Tuesday, August 16, 2016

A Past-Due Update

This may be (is definitely) late notice for most of you (unless you are on the email list,) but I have some news.

I have left Nelson, and in a few short weeks I will be leaving New Zealand. 

Here is a picture a rebellious pigeon to ease your shock:

Okay, yes, I am leaving. Where am I going? What am I doing? Why have I made this insane decision to leave an unbelievably beautiful country full of people I love? Well, just sit back and have a cuppa (cup of some warm beverage) and I will inform you.

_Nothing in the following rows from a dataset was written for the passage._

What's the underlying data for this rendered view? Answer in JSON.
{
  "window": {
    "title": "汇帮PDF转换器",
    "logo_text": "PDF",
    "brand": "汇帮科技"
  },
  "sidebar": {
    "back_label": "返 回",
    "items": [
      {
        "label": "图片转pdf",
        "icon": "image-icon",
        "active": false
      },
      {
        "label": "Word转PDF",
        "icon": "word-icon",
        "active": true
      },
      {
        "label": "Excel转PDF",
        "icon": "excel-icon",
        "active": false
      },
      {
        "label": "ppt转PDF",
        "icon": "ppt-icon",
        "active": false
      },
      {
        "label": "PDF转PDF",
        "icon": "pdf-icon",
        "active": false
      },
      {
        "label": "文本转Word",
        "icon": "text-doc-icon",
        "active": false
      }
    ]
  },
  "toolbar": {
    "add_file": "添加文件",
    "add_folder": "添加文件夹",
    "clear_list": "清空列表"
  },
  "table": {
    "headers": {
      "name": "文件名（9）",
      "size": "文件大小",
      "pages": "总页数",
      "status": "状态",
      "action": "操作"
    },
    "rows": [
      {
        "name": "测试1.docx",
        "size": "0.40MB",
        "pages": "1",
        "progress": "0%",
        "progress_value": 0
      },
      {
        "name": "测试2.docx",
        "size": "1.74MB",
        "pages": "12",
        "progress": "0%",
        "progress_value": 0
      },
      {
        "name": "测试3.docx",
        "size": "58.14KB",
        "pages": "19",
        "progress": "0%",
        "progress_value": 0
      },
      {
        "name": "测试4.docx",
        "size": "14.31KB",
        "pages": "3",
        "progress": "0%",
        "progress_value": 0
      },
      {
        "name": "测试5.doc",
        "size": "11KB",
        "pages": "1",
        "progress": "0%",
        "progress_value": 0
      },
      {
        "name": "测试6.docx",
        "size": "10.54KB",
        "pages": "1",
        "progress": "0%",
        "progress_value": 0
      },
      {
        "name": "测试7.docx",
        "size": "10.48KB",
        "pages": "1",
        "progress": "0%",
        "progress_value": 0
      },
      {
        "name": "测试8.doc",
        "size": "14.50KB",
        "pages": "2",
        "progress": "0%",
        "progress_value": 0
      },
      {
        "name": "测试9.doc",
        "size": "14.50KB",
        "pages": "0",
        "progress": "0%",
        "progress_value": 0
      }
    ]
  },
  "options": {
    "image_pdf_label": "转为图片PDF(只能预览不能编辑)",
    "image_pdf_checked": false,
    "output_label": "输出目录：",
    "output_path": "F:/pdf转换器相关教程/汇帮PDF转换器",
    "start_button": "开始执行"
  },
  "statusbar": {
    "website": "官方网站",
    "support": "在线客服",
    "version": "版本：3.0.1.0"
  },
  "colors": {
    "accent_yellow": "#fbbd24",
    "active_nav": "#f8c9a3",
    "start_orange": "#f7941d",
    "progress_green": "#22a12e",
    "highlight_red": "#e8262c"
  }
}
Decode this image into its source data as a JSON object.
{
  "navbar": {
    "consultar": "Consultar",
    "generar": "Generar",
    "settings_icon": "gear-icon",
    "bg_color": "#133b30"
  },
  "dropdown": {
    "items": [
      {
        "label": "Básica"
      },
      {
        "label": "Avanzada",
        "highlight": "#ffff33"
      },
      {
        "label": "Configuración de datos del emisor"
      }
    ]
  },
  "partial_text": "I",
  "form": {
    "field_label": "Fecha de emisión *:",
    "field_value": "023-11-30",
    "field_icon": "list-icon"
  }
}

For many a moon I have been assessing my life almost constantly. Before I left Indiana I spent 3 years constantly taking stock of what I was learning, where I was going, what I wanted, and who I was becoming. When I left it never stopped, I have been observant of the changes I've made consciously and unconsciously, as well as the influences I've allowed to affect me. I never promised to go anywhere forever nor that I would return. I never claimed to know what was going to happen next, and I maintain this position. Therefore, my answers to the above questions will be of the same nature.

I am going so many places, I stopped in Wellington for a week to visit family. Now I am in Tauranga staying with the first people in New Zealand to bestow kindness on me. Next I will travel to Auckland to meet some fantastic friends for a whirlwind week of North Island Travels. After all of this I will head off to Hawaii for a week and eventually find myself in Indianapolis on September 8th. 

WOAH LAUREN IS GOING HOME

Stop. Please stop right there. Yes, I am technically going to one of the places in the world which I call home. Now take note of my next words, as they are important.

Nothing is ending, nothing is over. I'm not "Settling down," "Growing up," "Getting my life together." This was not a "Once in a lifetime experience" or "Trip of a lifetime." Friends, I am 23. There is more to come.

Which takes us to my next announcement, I am heading west. No not California, that fault line freaks me out, (yes I acknowledge the hypocrisy, considering where I am currently living). I am heading to Washington, more specifically Seattle area. I have wonderful family who live out there, graciously are willing to admit to our relation, and want to help me try out life on their side of North America.

So why, WHY am I leaving New Zealand? Simply because it is time. I assessed my life and I decided that I was comfortable. I succeeded in moving to a place where I knew no one and making it home. I got a job I loved, and worked with extremely special people.
 I played on a soccer team with a hilarious group of women and a very patient coach. I got involved with a church full of genuine souls seeking truth and freely bestowing generosity. I went from living in a hostel with international strangers to almost living like a local.
I got comfortable, and that is when I knew -despite how much I loved where I was- it is time to move. Not because I'm angsty or hard to please, but rather because I don't think it is time for me to get comfortable. I have so much more to learn, see, do, experience, and if I stay, I'm not taking the opportunities freely available to me.

So there you have it. I am leaving New Zealand, for now.
I am leaving another home to go to more unknown.

Saturday, August 6, 2016

That time I played Football


This post is a letter to the amazing team I have had the privilege of playing football with for the past few months. On a couple of different occasions I have attempted to say these words, but I find the words of my heart are far more effectively expressed in writing. So here goes.*


Thank you, a thousand times, thank you. I have been honoured by your acceptance, and even though you may not ever fully understand the weight you all lifted from my soul by making me a part of your team I assure you I will never forget it.

What I really wanted to say before our game was how proud I am to have had the opportunity to play on this team. In my 23 short years I have been on many teams. I have been in every role, I've gone from captain to benchwarmer, I've been a coach and a spectator and everything in between, but this time was different.

This team, FC Nelson, stands for something. Mullet calls is Pride, and none of you should ever doubt that you have something to be proud of. I wish I could tell you how many times I stopped this season and took note of the vast improvements each of you has made. If you look back from the beginning and see how you've changed you should feel nothing but immense pride.

Pride is knowing you did everything in your power to improve upon a situation before you walked away from it. Pride is strength of character through adversity. Pride is family. As I said, I've been on many teams, but this is the team that feels like home.

I've never thought I could laugh so genuinely with people who were complete strangers a few short months ago. I never imagined joining a football team would shape so much of my travelling experience. I am so sad to leave you all, and so appreciative of the generosity, acceptance, and friendship you freely bestowed on me. I wish you all the absolute best, and I hope if life takes you overseas you will find a group of unsuspecting locals who will end up saying nice things about you and buying you indian food. If you're ever in the states** you will always find a home with me.



*I really must thank Uli, a manager at Tasman Bay, for assuming that because I'm an American female with a history of playing soccer I must be good. I appreciate his optimism, though I fear it may have been poorly placed.
** If I'm not in the states you also have a home wherever in the world I am, even if I'm sleeping in my car and am homeless like Phoebe thinks I am.